Monday, February 16, 2009

Ugly comments from FT

3 articles in the FT comment section this morning each in its own way harbinger of bad news.

1- Obama's lonely quest for consensus

On the one hand the dems are throwing every pet project they had floating around in that bag. On the other the republicans are trying to block based on ideology and size (too big they say! more tax cuts! after years of Bush that one made me chuckle). So they appear as ideological radicals and not ready to compromise. All in all a shameful and a wasteful spectacle for the rest of us. Politicians are failing to raise up to the occasion for lack of pragmatism across the spectrum.

2/ Narrow-minded leadership hurts Europe
In here munchau lambasts the europeans for defaulting to what they can do: regional stimulus packages that beggar thy neighbor. Sarkozy is talking bullshit across the board and appeasing the french voters. The Austrian banking system in imploding the Germans are refusing to bail them out "not our problem" etc etc. Protectionism is a natural consequence of "bail at home, don't bail the neighbor" and a retrenchment to voting constituencies (e.g nations of Europe) makes sense although it maybe what accelerates this crisis. Negative spirals are tough!

3/ Co-ordinated inflation could bail us all out
Although the title of this one is positive, look! an end to this crisis! I find it naive. It assumes that government control inflation with the fine grained degree that is shown here. When I talk of inflation I include all asset prices, not the inflation ex-inflation index governments like to look at. The housing bubble of late was inflation, monetary inflation. Governments do not control monetary levels of private debt anymore. Deregulation made sure they don't anymore and the invisible hand took those levels to dizzying heights, the invisible hand is now deleveraging and monetary levels will reset (minus the money injected) but current consensus is "too little". So yes, the article is right, 4% inflation would be dandy! unfortunately that is not a point of control by the central banks anymore. The invisible hand will do what the invisible hand does, let's hope it doesn't strangle the patient too long. Evolution says the invisible hand should stop strangling before we die, or we would be dead by now. But this evolutionary thinking is akin to someone falling to the floor and thinking "so far I am alive".


Andrew Meyer said...

There was a very interesting event last Thursday that I thought should have sent shivers down European spines.

For the second time this year, Germany failed offering 10-year bonds at 3.38%.

If Germany cannot sell government bonds, what other European country has a hope? If European governments cannot sell bonds to fund stimulus, bank assistance etc., their economic options become very limited.

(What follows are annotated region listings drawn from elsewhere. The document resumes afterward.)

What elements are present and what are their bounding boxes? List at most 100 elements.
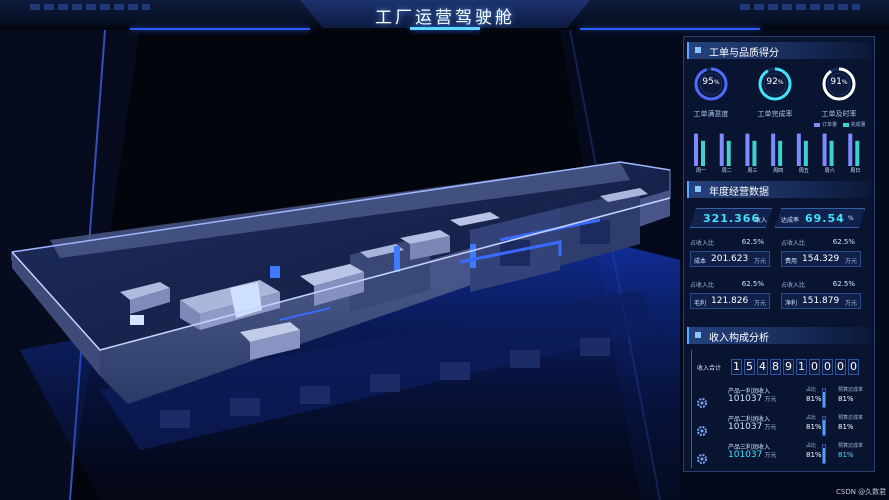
achievement-unit: % (848, 215, 854, 222)
x-tick-label: 周四 (773, 168, 783, 174)
gauge-label: 工单完成率 (757, 110, 793, 118)
section-title: 收入构成分析 (709, 333, 769, 344)
section-marker-icon (695, 186, 701, 192)
x-tick-label: 周二 (722, 168, 732, 174)
section-title: 年度经营数据 (709, 187, 769, 198)
progress-fill (823, 392, 825, 407)
gauge-label: 工单及时率 (821, 110, 857, 118)
bar-completed (752, 140, 757, 166)
digit-cell: 1 (731, 359, 742, 375)
cost-card: 占收入比 62.5% 成本 201.623 万元 (690, 238, 770, 270)
card-label: 毛利 (694, 300, 707, 307)
card-unit: 万元 (753, 258, 766, 265)
card-label: 费用 (785, 258, 798, 265)
digit-cell: 0 (835, 359, 846, 375)
target-value: 81% (838, 451, 854, 459)
gross-profit-card: 占收入比 62.5% 毛利 121.826 万元 (690, 280, 770, 312)
watermark: CSDN @久数君 (836, 488, 887, 496)
digit-cell: 1 (796, 359, 807, 375)
section-header-work-orders: 工单与品质得分 (687, 42, 871, 59)
progress-fill (823, 420, 825, 435)
target-value: 81% (838, 395, 854, 403)
ratio-label: 占收入比 (690, 240, 715, 247)
gear-icon (696, 422, 708, 436)
x-tick-label: 周一 (696, 168, 706, 174)
gauge-unit: % (713, 79, 720, 86)
income-row-product-1: 产品一利润收入 101037 万元 占比 81% 预算达成率 81% (688, 386, 870, 416)
digit-cell: 8 (770, 359, 781, 375)
gauge-unit: % (777, 79, 784, 86)
bar-orders (745, 133, 750, 166)
ratio-value: 62.5% (741, 238, 764, 246)
bar-orders (848, 133, 853, 166)
income-label: 收入 (755, 217, 768, 224)
gauge-satisfaction: 95% (693, 66, 729, 102)
ratio-label: 占比 (806, 415, 817, 421)
section-marker-icon (695, 332, 701, 338)
gauge-value: 91 (830, 77, 842, 87)
bar-orders (694, 133, 698, 166)
header-wing-right (740, 4, 860, 10)
gauge-value: 92 (766, 77, 778, 87)
gauge-timeliness: 91% (821, 66, 857, 102)
progress-bar (822, 416, 826, 436)
achievement-label: 达成率 (781, 217, 800, 224)
legend-swatch (814, 122, 820, 127)
income-row-product-3: 产品三利润收入 101037 万元 占比 81% 预算达成率 81% (688, 442, 870, 472)
header: 工厂运营驾驶舱 (0, 0, 889, 32)
target-label: 预算达成率 (838, 415, 864, 421)
progress-bar (822, 444, 826, 464)
x-tick-label: 周五 (799, 168, 809, 174)
card-unit: 万元 (844, 258, 857, 265)
gauge-completion: 92% (757, 66, 793, 102)
x-tick-label: 周三 (747, 168, 757, 174)
x-tick-label: 周六 (825, 167, 835, 174)
target-value: 81% (838, 423, 854, 431)
bar-completed (829, 140, 834, 166)
gauge-value: 95 (702, 77, 714, 87)
target-label: 预算达成率 (838, 387, 864, 393)
progress-bar (822, 388, 826, 408)
gauge-label: 工单满意度 (693, 110, 729, 118)
card-label: 成本 (694, 258, 707, 265)
section-header-annual: 年度经营数据 (687, 181, 871, 198)
ratio-value: 81% (806, 395, 822, 403)
card-value: 121.826 (711, 296, 749, 306)
bar-completed (855, 140, 860, 166)
product-value: 101037 (728, 394, 763, 404)
product-unit: 万元 (764, 452, 777, 459)
digit-cell: 4 (757, 359, 768, 375)
ratio-label: 占收入比 (781, 240, 806, 247)
legend-swatch (842, 122, 849, 127)
card-unit: 万元 (844, 300, 857, 307)
chart-legend: 订单量 完成量 (814, 121, 866, 128)
ratio-value: 81% (806, 451, 822, 459)
ratio-value: 81% (806, 423, 822, 431)
ratio-label: 占收入比 (690, 282, 715, 289)
bar-orders (771, 133, 776, 166)
ratio-value: 62.5% (832, 238, 855, 246)
card-value: 151.879 (802, 296, 840, 306)
digit-cell: 5 (744, 359, 755, 375)
product-value: 101037 (728, 422, 763, 432)
digit-cell: 0 (822, 359, 833, 375)
progress-fill (823, 448, 825, 463)
section-title: 工单与品质得分 (709, 48, 779, 59)
achievement-value: 69.54 (805, 212, 845, 225)
ratio-label: 占比 (806, 443, 817, 449)
digit-cell: 9 (783, 359, 794, 375)
bar-completed (803, 140, 808, 166)
ratio-label: 占收入比 (781, 282, 806, 289)
work-order-bar-chart: 周一 周二 周三 周四 周五 周六 周日 (688, 128, 868, 174)
card-value: 154.329 (802, 254, 840, 264)
gear-icon (696, 450, 708, 464)
bar-completed (726, 140, 731, 166)
income-row-product-2: 产品二利润收入 101037 万元 占比 81% 预算达成率 81% (688, 414, 870, 444)
target-label: 预算达成率 (838, 443, 864, 449)
bar-orders (822, 133, 827, 166)
page-title: 工厂运营驾驶舱 (375, 8, 515, 28)
product-unit: 万元 (764, 424, 777, 431)
card-label: 净利 (785, 300, 798, 307)
bar-completed (778, 140, 783, 166)
x-tick-label: 周日 (850, 168, 860, 174)
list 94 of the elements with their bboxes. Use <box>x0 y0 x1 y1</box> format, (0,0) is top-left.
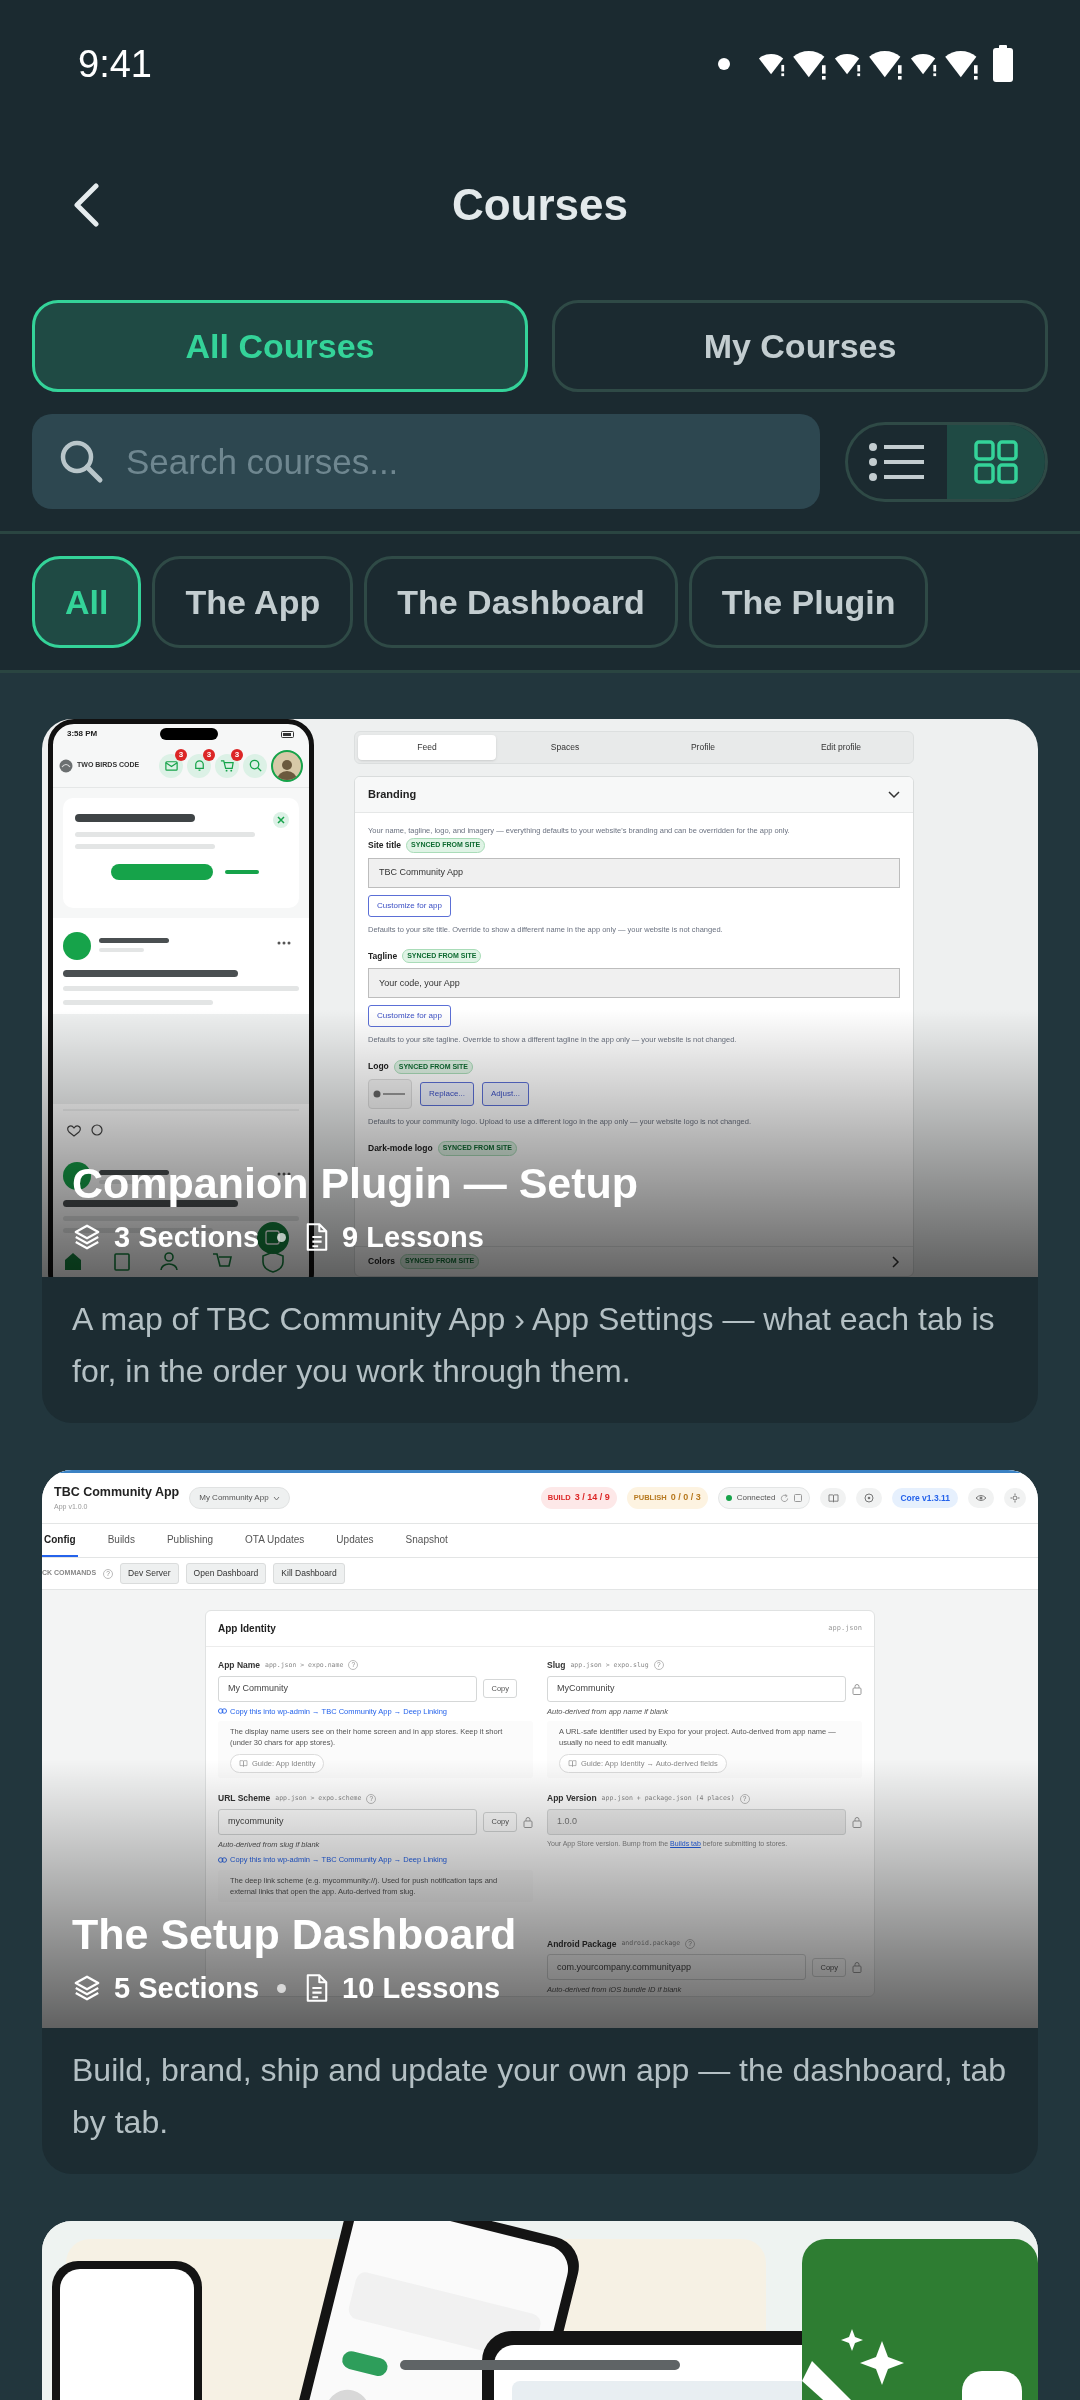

Compare that to the US, which has no difficulty selling 10 year bonds at 2.75%

I'm starting to understand the theory of relative advantage in a whole new way and becoming considerably more optimistic about the US.

Marcf said...

Thanks the link Andrew,

yes it boggles the mind, although with the $3T coming down the pike I would be surprised if the bonds hold at that rate.

Anonymous said...

fighting recession with inflation supposes that inflation is something that can indeed be controlled. sort of like fighting a fire with a back fire. looks good on paper, but when it gets out of control - things can go very wrong very quickly. and in this case the invisible hand could go berserk.
my thinking is the cause of the problem should be addressed head on and isolated... isolate the "toxic" securities and throw those that created them into the brig. in a very public manner.
the separation will take a big gulp to get down, and the incarceration of the "scoundrels" will help everybody feel better quickly. a venting of the spleen so to speak.
I'm sure there are some "rules" that were broken... even if we have to creatively dig some up... it could be done.
it may even be in the doing now - governments take a very long time preparing their cases.
my 2 cents worth. perhaps over priced.

Andrew Meyer said...

It will be interesting to see. I suspect that the US will be seen as the safest haven for money. Until the threat of deflation is gone, the US will probably be able to sell treasuries at steep discounts to anyone else. Maybe, as the German failure shows, others will not be able to sell at all. What happens to them then?

Someday, it will change and the scent of inflation will over power the concerns of deflation. At that point, interest rates rise dramatically.

The question is, how long will that take and how much damage will the US have wrought?